I did some more reading on how Ruby approached this, and it turns out they actually have 4 different levels, not just 3:

Classic stdlib: code that ships as “part of” the interpreter, no package metadata
What they call “default gems”: treated like 3rd party packages that are installed by default – they have metadata, versions, can be upgraded – BUT there’s a flag set saying that you can’t remove them, and if you try to pip uninstall then it just errors out.
What they call “bundled gems”: ditto, but without the magic flag, so you can uninstall them if you want.
Actual 3rd party packages you get from their version of PyPI

I put these in order because there’s a progression here: code doesn’t jump straight from (1) to (3), it goes through (2) as an intermediate step.

Agreed, and this seems especially sensible for any packages that we’re bundling. We don’t want to ship a package that doesn’t actually work

That said, I’ve seen a lot of projects that run their tests against Python master, which is exactly what you’re suggesting just done by different people, and it turns out to be kinda difficult. The tests often break because Python intentionally broke them (e.g.), and it takes some time for downstream folks to sort things out to adapt. Right now, for stdlib packages, you just adapt immediately in the same commit. I’m not sure there’s any general solution here. If we go down this road then sometimes there will be some extra work to coordinate, and we’ll just have to figure out strategies to deal with that.
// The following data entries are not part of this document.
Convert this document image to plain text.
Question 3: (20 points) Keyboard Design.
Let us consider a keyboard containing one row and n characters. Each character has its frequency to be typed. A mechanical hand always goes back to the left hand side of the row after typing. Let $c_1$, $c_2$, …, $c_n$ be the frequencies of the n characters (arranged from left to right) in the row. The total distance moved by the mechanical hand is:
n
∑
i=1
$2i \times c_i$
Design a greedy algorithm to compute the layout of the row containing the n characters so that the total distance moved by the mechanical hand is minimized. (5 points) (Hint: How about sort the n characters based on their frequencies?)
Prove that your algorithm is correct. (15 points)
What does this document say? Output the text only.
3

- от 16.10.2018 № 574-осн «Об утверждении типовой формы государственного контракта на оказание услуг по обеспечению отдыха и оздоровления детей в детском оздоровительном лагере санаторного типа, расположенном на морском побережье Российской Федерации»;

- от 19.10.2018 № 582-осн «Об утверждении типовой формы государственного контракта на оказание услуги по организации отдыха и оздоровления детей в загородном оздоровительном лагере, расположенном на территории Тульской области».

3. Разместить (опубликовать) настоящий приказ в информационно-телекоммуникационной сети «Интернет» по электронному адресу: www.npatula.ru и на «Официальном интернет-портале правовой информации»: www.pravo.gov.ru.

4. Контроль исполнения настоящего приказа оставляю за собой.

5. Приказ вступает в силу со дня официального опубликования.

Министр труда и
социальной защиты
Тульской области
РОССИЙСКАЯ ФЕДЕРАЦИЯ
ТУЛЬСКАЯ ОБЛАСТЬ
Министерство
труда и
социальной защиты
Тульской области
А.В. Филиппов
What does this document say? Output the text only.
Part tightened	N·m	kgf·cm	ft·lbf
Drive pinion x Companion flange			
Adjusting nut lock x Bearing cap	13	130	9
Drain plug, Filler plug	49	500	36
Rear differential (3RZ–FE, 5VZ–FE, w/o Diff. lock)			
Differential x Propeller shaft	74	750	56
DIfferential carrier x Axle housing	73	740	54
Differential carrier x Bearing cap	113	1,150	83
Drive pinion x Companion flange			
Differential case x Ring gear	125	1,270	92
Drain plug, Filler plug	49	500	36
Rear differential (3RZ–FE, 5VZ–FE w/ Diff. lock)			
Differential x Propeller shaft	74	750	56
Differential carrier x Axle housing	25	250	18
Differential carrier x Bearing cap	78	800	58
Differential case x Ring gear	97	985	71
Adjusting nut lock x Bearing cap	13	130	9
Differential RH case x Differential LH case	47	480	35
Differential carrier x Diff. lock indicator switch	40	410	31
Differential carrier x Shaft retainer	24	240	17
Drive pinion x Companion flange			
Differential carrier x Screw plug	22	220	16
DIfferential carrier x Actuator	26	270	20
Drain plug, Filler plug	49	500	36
Sure, today. If we did split up multiprocessing as an independent library and tell people that they can simply pip uninstall it and that’s a supported configuration, then it would be nice to make it a bit safer :-).

Also, there’s a very long history of projects that try to do this using just heuristics – it’s a major part of what tools like pyInstaller try to do. They’ve all ended up growing huge piles of special cases. Letting individual projects state authoritatively which modules they do and don’t need seems like a more scalable approach to me.